Widely seen as one of the major players in AI, Google’s parent company nevertheless continues to be dogged by the perception that it could lose market share to rivals like ChatGPT. Though it retains a dominant share of Internet search, any loss could put additional pressure on the stock, especially as the company spends aggressively on AI.
“It is hard when you have such high market share, because you have nowhere to go but down,” said Kevin Walkush, a portfolio manager at Jensen Investment Management. “We don’t think it will lose its dominance in search, and we think the market is overplaying this concern, but it is still being perceived as an existential risk.”
Despite a 9.7% climb Wednesday as markets surged on President Donald Trump’s tariff pause, the company’s shares have dropped almost 18% this year, underperforming other AI stocks like Microsoft Corp. and Meta Platforms Inc., as well as the Nasdaq 100 Index. Shares fell 1.3% on Thursday.

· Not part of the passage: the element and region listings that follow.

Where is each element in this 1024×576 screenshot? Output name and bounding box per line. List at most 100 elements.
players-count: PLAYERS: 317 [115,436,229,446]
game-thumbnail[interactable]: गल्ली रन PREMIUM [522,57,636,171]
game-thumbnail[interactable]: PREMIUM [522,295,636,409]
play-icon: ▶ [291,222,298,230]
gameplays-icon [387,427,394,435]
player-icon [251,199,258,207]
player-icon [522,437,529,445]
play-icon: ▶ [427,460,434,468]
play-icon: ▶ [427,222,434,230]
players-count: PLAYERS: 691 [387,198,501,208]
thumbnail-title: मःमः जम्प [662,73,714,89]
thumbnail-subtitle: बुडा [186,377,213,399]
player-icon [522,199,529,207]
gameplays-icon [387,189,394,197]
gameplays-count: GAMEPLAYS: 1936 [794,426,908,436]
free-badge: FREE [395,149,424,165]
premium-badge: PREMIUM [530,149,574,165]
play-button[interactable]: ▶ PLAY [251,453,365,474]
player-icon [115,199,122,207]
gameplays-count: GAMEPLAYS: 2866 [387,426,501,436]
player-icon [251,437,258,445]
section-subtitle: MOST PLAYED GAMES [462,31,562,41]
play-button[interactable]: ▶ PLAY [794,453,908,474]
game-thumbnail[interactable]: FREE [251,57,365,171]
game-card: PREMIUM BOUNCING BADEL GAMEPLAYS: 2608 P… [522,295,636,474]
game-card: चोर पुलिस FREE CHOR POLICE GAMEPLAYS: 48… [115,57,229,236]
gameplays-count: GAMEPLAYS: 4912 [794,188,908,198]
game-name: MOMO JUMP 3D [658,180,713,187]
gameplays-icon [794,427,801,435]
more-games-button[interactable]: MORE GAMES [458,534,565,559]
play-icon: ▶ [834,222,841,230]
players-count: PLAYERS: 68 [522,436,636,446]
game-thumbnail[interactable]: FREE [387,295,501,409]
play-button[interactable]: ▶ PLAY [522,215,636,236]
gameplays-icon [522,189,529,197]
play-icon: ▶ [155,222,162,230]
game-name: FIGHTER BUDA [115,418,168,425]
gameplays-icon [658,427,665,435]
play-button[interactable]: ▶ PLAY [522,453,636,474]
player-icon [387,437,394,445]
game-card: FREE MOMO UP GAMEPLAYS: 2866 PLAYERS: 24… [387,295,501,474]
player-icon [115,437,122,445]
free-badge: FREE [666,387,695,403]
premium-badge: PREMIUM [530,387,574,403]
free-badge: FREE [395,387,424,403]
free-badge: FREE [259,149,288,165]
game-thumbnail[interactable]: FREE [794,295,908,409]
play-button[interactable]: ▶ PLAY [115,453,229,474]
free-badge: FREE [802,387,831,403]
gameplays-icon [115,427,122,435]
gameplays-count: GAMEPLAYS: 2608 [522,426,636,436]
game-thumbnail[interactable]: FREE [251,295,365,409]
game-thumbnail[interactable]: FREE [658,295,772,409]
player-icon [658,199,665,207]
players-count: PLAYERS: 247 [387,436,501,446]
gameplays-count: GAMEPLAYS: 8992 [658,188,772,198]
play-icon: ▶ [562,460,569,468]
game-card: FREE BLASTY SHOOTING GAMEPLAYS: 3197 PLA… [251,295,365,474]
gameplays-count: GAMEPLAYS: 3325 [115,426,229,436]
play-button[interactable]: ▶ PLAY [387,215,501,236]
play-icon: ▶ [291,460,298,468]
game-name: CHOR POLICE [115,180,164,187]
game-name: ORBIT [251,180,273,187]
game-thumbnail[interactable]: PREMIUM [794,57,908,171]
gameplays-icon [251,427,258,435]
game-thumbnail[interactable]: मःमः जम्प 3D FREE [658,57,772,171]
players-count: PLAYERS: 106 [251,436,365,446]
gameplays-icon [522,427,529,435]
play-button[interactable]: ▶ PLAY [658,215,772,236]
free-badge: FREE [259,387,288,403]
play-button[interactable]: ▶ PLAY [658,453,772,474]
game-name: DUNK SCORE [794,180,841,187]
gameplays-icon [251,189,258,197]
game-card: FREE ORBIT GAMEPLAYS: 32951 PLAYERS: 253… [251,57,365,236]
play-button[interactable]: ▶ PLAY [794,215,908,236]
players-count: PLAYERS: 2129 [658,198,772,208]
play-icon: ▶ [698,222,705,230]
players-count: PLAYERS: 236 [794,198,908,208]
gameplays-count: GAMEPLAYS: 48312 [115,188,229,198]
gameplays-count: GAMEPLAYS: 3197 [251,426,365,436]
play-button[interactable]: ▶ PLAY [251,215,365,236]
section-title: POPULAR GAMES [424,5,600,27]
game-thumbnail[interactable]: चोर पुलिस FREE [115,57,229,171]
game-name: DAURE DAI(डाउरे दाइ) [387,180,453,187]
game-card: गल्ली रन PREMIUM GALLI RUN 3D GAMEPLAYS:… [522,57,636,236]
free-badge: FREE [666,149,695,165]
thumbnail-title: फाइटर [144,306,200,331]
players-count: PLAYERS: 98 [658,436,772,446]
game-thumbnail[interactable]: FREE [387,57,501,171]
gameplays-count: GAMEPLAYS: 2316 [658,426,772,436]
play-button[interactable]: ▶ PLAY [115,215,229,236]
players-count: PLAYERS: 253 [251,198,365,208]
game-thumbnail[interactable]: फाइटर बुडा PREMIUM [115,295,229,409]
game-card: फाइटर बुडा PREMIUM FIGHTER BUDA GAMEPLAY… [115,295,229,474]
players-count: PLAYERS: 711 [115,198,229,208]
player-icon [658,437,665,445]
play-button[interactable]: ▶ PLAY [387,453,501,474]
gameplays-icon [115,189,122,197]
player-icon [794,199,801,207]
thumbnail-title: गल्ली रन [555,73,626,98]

Reassuring investors about the prospects for search will be critical for the stock to keep rebounding, while the high cost of building out AI models and infrastructure underscores the need for those investments to translate to improved growth. Alphabet in February announced $75 billion in 2025 capital expenditures, more than had been expected, and it affirmed those plans on Wednesday.
According to the latest Statista data from January, Alphabet has about 89.6% of worldwide market share for search engines. That compares with 92.9% share in January 2023, around the time ChatGPT began to take the tech world by storm.
To Ben Reitzes, an analyst at Melius Research, that modest erosion could be a sign of things to come.
“Search is about to come under siege, but it is yet to be fully reflected in Street estimates,” he wrote in a recent report. “Alphabet’s multiple may stay under pressure as data starts to accumulate.” He said he sees a particular risk that younger users are gravitating toward services like OpenAI’s ChatGPT.
Alphabet’s most recent earnings results showed search advertising revenue that was slightly better than expected. However, the stock sold off as sales in its cloud unit — another business heavily tethered to AI demand — disappointed. The company is expected to get more than 56% of its total revenue from Google Search & Other advertising this year, according to data compiled by Bloomberg. Google Cloud is expected to account for about 14% of revenue.